Уехать на следующий день не успели. Утрясал в институте, на рынке, выставил на продажу квартиру. Юлька приходила в себя, запершись дома, а вот мне пришлось порядком побегать. Хотя деньги отдал, несколько раз я ловил взглядом бумер. Как и ожидалось, Меченый в покое нас не оставит. В лучшем случае справлюсь лишь с ним, но точно не с бандой. Так и будет кружить, как акула.

На третий день мы с Юлькой наконец-то в вагоне. Перрон мягко вздрогнул и поплыл мимо с Ванькой, Иванычем и парой ребят из нашего зала. И вместе с ними будто уходили эпоха и юность. Я словно на льдине, отколовшейся от родного и привычного берега, плыву в неспокойное море. Что же в нем ждет?

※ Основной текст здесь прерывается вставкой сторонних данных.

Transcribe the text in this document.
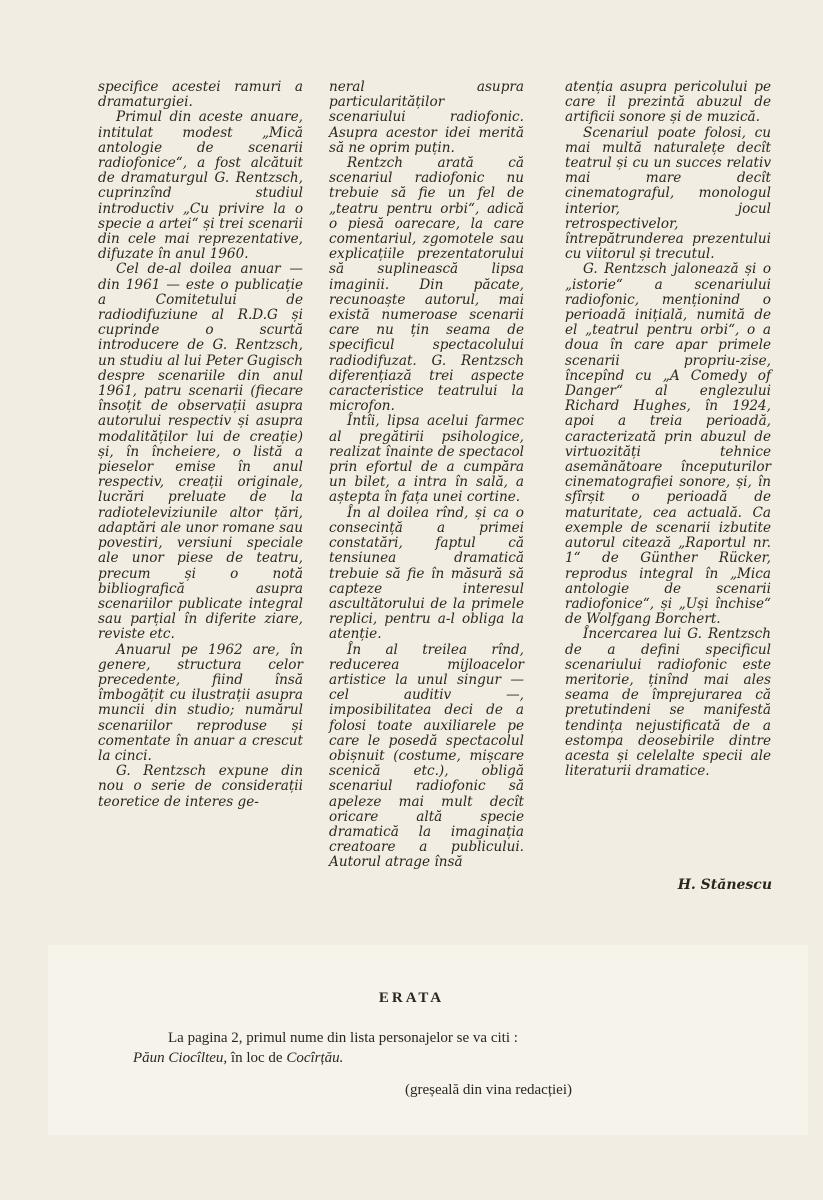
specifice acestei ramuri a dramaturgiei.

Primul din aceste anuare, intitulat modest „Mică antologie de scenarii radiofonice“, a fost alcătuit de dramaturgul G. Rentzsch, cuprinzînd studiul introductiv „Cu privire la o specie a artei“ și trei scenarii din cele mai reprezentative, difuzate în anul 1960.

Cel de-al doilea anuar — din 1961 — este o publicație a Comitetului de radiodifuziune al R.D.G și cuprinde o scurtă introducere de G. Rentzsch, un studiu al lui Peter Gugisch despre scenariile din anul 1961, patru scenarii (fiecare însoțit de observații asupra autorului respectiv și asupra modalităților lui de creație) și, în încheiere, o listă a pieselor emise în anul respectiv, creații originale, lucrări preluate de la radioteleviziunile altor țări, adaptări ale unor romane sau povestiri, versiuni speciale ale unor piese de teatru, precum și o notă bibliografică asupra scenariilor publicate integral sau parțial în diferite ziare, reviste etc.

Anuarul pe 1962 are, în genere, structura celor precedente, fiind însă îmbogățit cu ilustrații asupra muncii din studio; numărul scenariilor reproduse și comentate în anuar a crescut la cinci.

G. Rentzsch expune din nou o serie de considerații teoretice de interes ge-

neral asupra particularităților scenariului radiofonic. Asupra acestor idei merită să ne oprim puțin.

Rentzch arată că scenariul radiofonic nu trebuie să fie un fel de „teatru pentru orbi“, adică o piesă oarecare, la care comentariul, zgomotele sau explicațiile prezentatorului să suplinească lipsa imaginii. Din păcate, recunoaște autorul, mai există numeroase scenarii care nu țin seama de specificul spectacolului radiodifuzat. G. Rentzsch diferențiază trei aspecte caracteristice teatrului la microfon.

Întîi, lipsa acelui farmec al pregătirii psihologice, realizat înainte de spectacol prin efortul de a cumpăra un bilet, a intra în sală, a aștepta în fața unei cortine.

În al doilea rînd, și ca o consecință a primei constatări, faptul că tensiunea dramatică trebuie să fie în măsură să capteze interesul ascultătorului de la primele replici, pentru a-l obliga la atenție.

În al treilea rînd, reducerea mijloacelor artistice la unul singur — cel auditiv —, imposibilitatea deci de a folosi toate auxiliarele pe care le posedă spectacolul obișnuit (costume, mișcare scenică etc.), obligă scenariul radiofonic să apeleze mai mult decît oricare altă specie dramatică la imaginația creatoare a publicului. Autorul atrage însă

atenția asupra pericolului pe care il prezintă abuzul de artificii sonore și de muzică.

Scenariul poate folosi, cu mai multă naturalețe decît teatrul și cu un succes relativ mai mare decît cinematograful, monologul interior, jocul retrospectivelor, întrepătrunderea prezentului cu viitorul și trecutul.

G. Rentzsch jalonează și o „istorie“ a scenariului radiofonic, menționind o perioadă inițială, numită de el „teatrul pentru orbi“, o a doua în care apar primele scenarii propriu-zise, începînd cu „A Comedy of Danger“ al englezului Richard Hughes, în 1924, apoi a treia perioadă, caracterizată prin abuzul de virtuozități tehnice asemănătoare începuturilor cinematografiei sonore, și, în sfîrșit o perioadă de maturitate, cea actuală. Ca exemple de scenarii izbutite autorul citează „Raportul nr. 1“ de Günther Rücker, reprodus integral în „Mica antologie de scenarii radiofonice“, și „Uși închise“ de Wolfgang Borchert.

Încercarea lui G. Rentzsch de a defini specificul scenariului radiofonic este meritorie, ținînd mai ales seama de împrejurarea că pretutindeni se manifestă tendința nejustificată de a estompa deosebirile dintre acesta și celelalte specii ale literaturii dramatice.

H. Stănescu
ERATA
La pagina 2, primul nume din lista personajelor se va citi :
Păun Ciocîlteu, în loc de Cocîrțău.
(greșeală din vina redacției)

Наверное, сейчас я немного растерян и даже подавлен несмотря на теплые объятия девушки, которую вроде люблю. «Вроде», потому что это не Гейла. Еще не она. А когда ею станет, будет ли ее любить Кай?

Юлька видела минор в настроении и молчала. Скорее всего, потому что мы в купе не одни. А может, из-за того, что на душе всё равно неспокойно. Мы бежим, нас вряд ли найдут, но облегчения нет. Я еще долго буду оглядываться, провожать взглядом мимо проезжающий бумер, видеть силуэты врага в каждой тени. Возможно, всё же придется вернуться, чтобы урода пришить. Иначе спокойного сна нам уже не видать.

Вероятно, поэтому, когда дверь тамбура хлопнула, я даже обрадовался, увидев Меченого с пистолетом в руке. Между нами всё решится сейчас прямо здесь, бегать друг за дружкой уже не придется.

Под ворвавшийся в вагон стук колес выстрелов почти не было слышно. Тело почувствовало лишь легкий толчок, а за ним еще и еще. Видимо, убили в этот момент, но оно еще не знало об этом.

Из купе в проход выскочила Юлька. Она не видела нападавшего, поэтому пуля ударила в спину, и девушка повисла у меня на руках. На ее груди словно распускался хищный алый цветок, вытягивая душу из слишком хрупкого для жизни сосуда.

Зарычав, я бросился вперед, сбив врага с ног. В узком проходе он не мог увернуться, а останавливающее действие пули слишком мало для меня. Бесполезное оружие отлетело в сторону. Навалившись, я сжал пальцами горло, выдавливая из него протестующий хрип. Обезображенное гримасой лицо посинело, пятки застучали по полу. Меченый беспомощно бился подо мной точно рыба, пока не затих.

Он умер, но я не ослабил хват, даже погружаясь во тьму. И там, в неясной, призрачной мгле всплыли слова, которые слышал, когда Гейла объясняла посмертную практику пховы: «В момент смерти отбрось все привязанности, отсеки свои узы и не цепляйся за чувства и вещи».